聖マリアンナ医科大学腎臓・高血圧内科の野田竜之介氏らは、微小変化型ネフローゼ症候群とも呼ばれる微小変化群(minimal change disease;MCD)の非侵襲的な診断に役立つ予測モデルの開発を試み、その結果をSci Rep(2024; 14: 23460)に発表。「機械学習に基づく予測モデルによりMCDの非侵襲的診断の可能性が期待できる」と述べている。
ネフローゼ症候群のデータを機械学習アルゴリズムに適用
MCDは、成人におけるネフローゼ症候群の原因疾患の1つだが、他の原因疾患と異なり、数日から1~2週間という短期間での急激な増悪を特徴とする。MCD患者の25~35%は急性腎障害を発症し、重症例では緊急血液透析が必要となる場合もある。
成人のネフローゼ症候群の原因は多様であるため、一般的な臨床検査によるMCD診断は難しく、腎生検による確定診断が必要となる。しかし、腎生検は出血や動静脈瘻、感染などのリスクを伴い、何よりも結果を得るまでに時間がかかる。腎生検を施行せず、血液や尿のバイオマーカー(IL-12p40、CD80、脂肪酸結合蛋白4、EGFなど)を使ったMCD診断の可能性が検討されているが、こういったマーカーの測定は普通の医療施設では不可能だ。

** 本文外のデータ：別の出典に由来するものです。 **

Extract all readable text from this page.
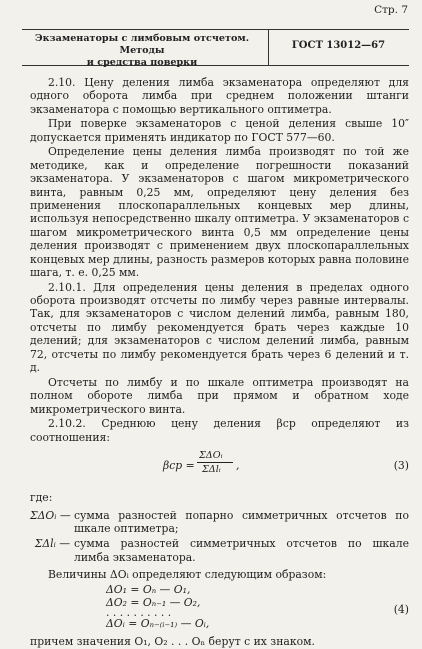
Стр. 7
Экзаменаторы с лимбовым отсчетом. Методы
и средства поверки
ГОСТ 13012—67

2.10. Цену деления лимба экзаменатора определяют для одного оборота лимба при среднем положении штанги экзаменатора с помощью вертикального оптиметра.

При поверке экзаменаторов с ценой деления свыше 10″ допускается применять индикатор по ГОСТ 577—60.

Определение цены деления лимба производят по той же методике, как и определение погрешности показаний экзаменатора. У экзаменаторов с шагом микрометрического винта, равным 0,25 мм, определяют цену деления без применения плоскопараллельных концевых мер длины, используя непосредственно шкалу оптиметра. У экзаменаторов с шагом микрометрического винта 0,5 мм определение цены деления производят с применением двух плоскопараллельных концевых мер длины, разность размеров которых равна половине шага, т. е. 0,25 мм.

2.10.1. Для определения цены деления в пределах одного оборота производят отсчеты по лимбу через равные интервалы. Так, для экзаменаторов с числом делений лимба, равным 180, отсчеты по лимбу рекомендуется брать через каждые 10 делений; для экзаменаторов с числом делений лимба, равным 72, отсчеты по лимбу рекомендуется брать через 6 делений и т. д.

Отсчеты по лимбу и по шкале оптиметра производят на полном обороте лимба при прямом и обратном ходе микрометрического винта.

2.10.2. Среднюю цену деления βср определяют из соотношения:

βср =
ΣΔOᵢ
ΣΔlᵢ ,	(3)
где:
ΣΔOᵢ — сумма разностей попарно симметричных отсчетов по шкале оптиметра;
ΣΔlᵢ — сумма разностей симметричных отсчетов по шкале лимба экзаменатора.

Величины ΔOᵢ определяют следующим образом:

ΔO₁ = Oₙ — O₁,
ΔO₂ = Oₙ₋₁ — O₂,
. . . . . . . . . .
ΔOᵢ = Oₙ₋₍ᵢ₋₁₎ — Oᵢ,
(4)

причем значения O₁, O₂ . . . Oₙ берут с их знаком.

そこで野田氏らは、聖マリアンナ医科大学病院の電子記録データからネフローゼ症候群患者のデータを抽出し、4種類の機械学習アルゴリズム(TabPFN、LightGBM、Random Forest、Artificial Neural Network)およびロジスティック回帰を用いた予測モデルを開発。各モデルによるMCD診断のROC曲線下面積(AUROC)および精密-リコール曲線下面積(area under the precision-recall curve;AUPRC)を求めた。
TabPFNによる予測パフォーマンスが最善
2006年1月~24年3月に同院で腎生検を受けた18歳以上の患者のうちネフローゼ症候群と確定診断された248例を抽出した。そのうちMCD群は82例(33%)で、非MCD群には、膜性腎症(51例、21%)、ループス腎炎(33例、13%)、糖尿病腎症(23例、9%)、巣状分節性糸球体硬化症(22例、9%)などが含まれていた。年齢中央値はMCD群が51.5歳、非MCD群が61.5歳だった。

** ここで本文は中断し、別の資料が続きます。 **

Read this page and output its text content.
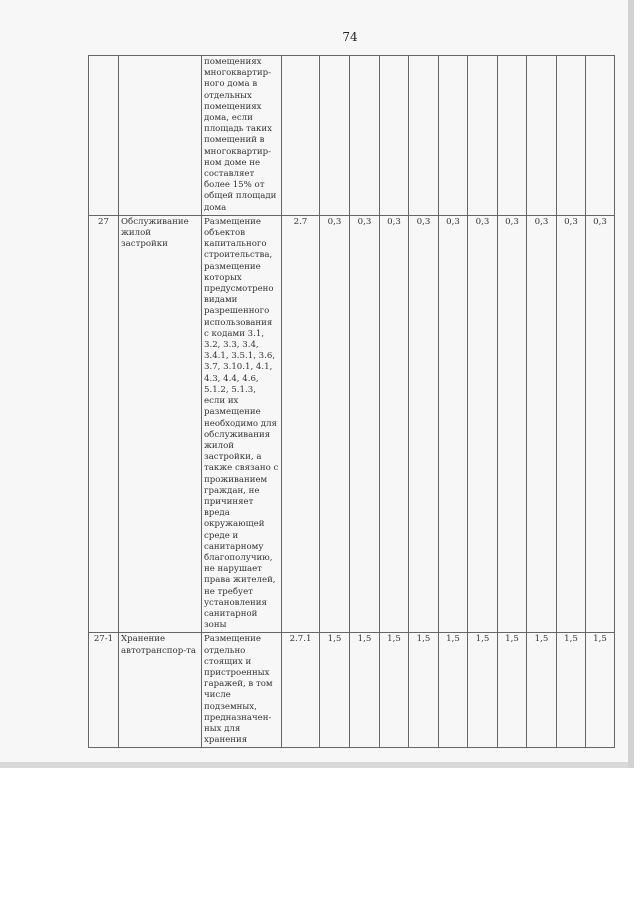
74
		помещениях многоквартир-ного дома в отдельных помещениях дома, если площадь таких помещений в многоквартир-ном доме не составляет более 15% от общей площади дома											
27	Обслуживание жилой застройки	Размещение объектов капитального строительства, размещение которых предусмотрено видами разрешенного использования с кодами 3.1, 3.2, 3.3, 3.4, 3.4.1, 3.5.1, 3.6, 3.7, 3.10.1, 4.1, 4.3, 4.4, 4.6, 5.1.2, 5.1.3, если их размещение необходимо для обслуживания жилой застройки, а также связано с проживанием граждан, не причиняет вреда окружающей среде и санитарному благополучию, не нарушает права жителей, не требует установления санитарной зоны	2.7	0,3	0,3	0,3	0,3	0,3	0,3	0,3	0,3	0,3	0,3
27-1	Хранение автотранспор-та	Размещение отдельно стоящих и пристроенных гаражей, в том числе подземных, предназначен-ных для хранения	2.7.1	1,5	1,5	1,5	1,5	1,5	1,5	1,5	1,5	1,5	1,5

身体計測、血液、脂質、尿蛋白などに関するさまざまな所見を変数として4種類の機械学習アルゴリズムとロジスティック回帰に適用したところ、AUROC(0.915、95%CI 0.896~0.932)、AUPRC(0.840、0.807~0.872)のいずれについてもTabPFNで最も優れた値が得られた。ただし、他の3つのアルゴリズムおよびロジスティック回帰のパフォーマンスも悪いものではなく、アルゴリズム間に有意な差はなかった。

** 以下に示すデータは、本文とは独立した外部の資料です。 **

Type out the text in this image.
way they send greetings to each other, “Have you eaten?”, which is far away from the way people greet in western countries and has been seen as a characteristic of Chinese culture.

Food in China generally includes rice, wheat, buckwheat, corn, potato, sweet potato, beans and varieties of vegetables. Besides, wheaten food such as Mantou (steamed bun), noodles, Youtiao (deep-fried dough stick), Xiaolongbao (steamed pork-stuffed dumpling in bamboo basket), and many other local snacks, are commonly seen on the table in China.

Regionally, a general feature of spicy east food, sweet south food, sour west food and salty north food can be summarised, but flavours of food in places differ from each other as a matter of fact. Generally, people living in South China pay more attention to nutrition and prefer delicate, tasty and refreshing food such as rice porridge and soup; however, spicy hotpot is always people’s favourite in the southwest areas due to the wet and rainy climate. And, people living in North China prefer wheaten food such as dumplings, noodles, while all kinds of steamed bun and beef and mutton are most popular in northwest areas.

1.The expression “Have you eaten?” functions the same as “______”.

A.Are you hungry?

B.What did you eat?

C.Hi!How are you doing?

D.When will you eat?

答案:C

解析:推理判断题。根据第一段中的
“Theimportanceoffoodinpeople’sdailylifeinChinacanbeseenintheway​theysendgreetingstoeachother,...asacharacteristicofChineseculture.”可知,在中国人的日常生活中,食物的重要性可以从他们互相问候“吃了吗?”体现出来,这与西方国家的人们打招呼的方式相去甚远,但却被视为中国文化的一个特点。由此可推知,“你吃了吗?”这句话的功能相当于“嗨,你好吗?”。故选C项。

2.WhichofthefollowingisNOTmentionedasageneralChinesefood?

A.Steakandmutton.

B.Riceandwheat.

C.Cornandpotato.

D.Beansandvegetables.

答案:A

各変数の予測結果に与える影響をSHapley Additive exPlanations(SHAP)を用いて算出し、ビースウォーム・プロットで表したところ、TabPFNではC3、総コレステロール、尿中赤血球が重要な予測因子として同定された。
多施設での妥当性検証が必要
以上の結果について野田氏らは「今回開発した4つの機械学習アルゴリズムおよびロジスティック回帰モデルは、いずれも内的妥当性を確認できた。中でもTabPFNのパフォーマンスがAUROC、AUPRCの両方で最も高く、MCDの診断予測モデルとしての有用性が示唆された」と考察。「ただし、今回のモデルは単施設のデータのみに基づくものであり、多施設での信頼性や頑健さを保証できるものではない。実臨床で応用するには、複数施設にまたがる外的妥当性の検証が必要だ」と付言している。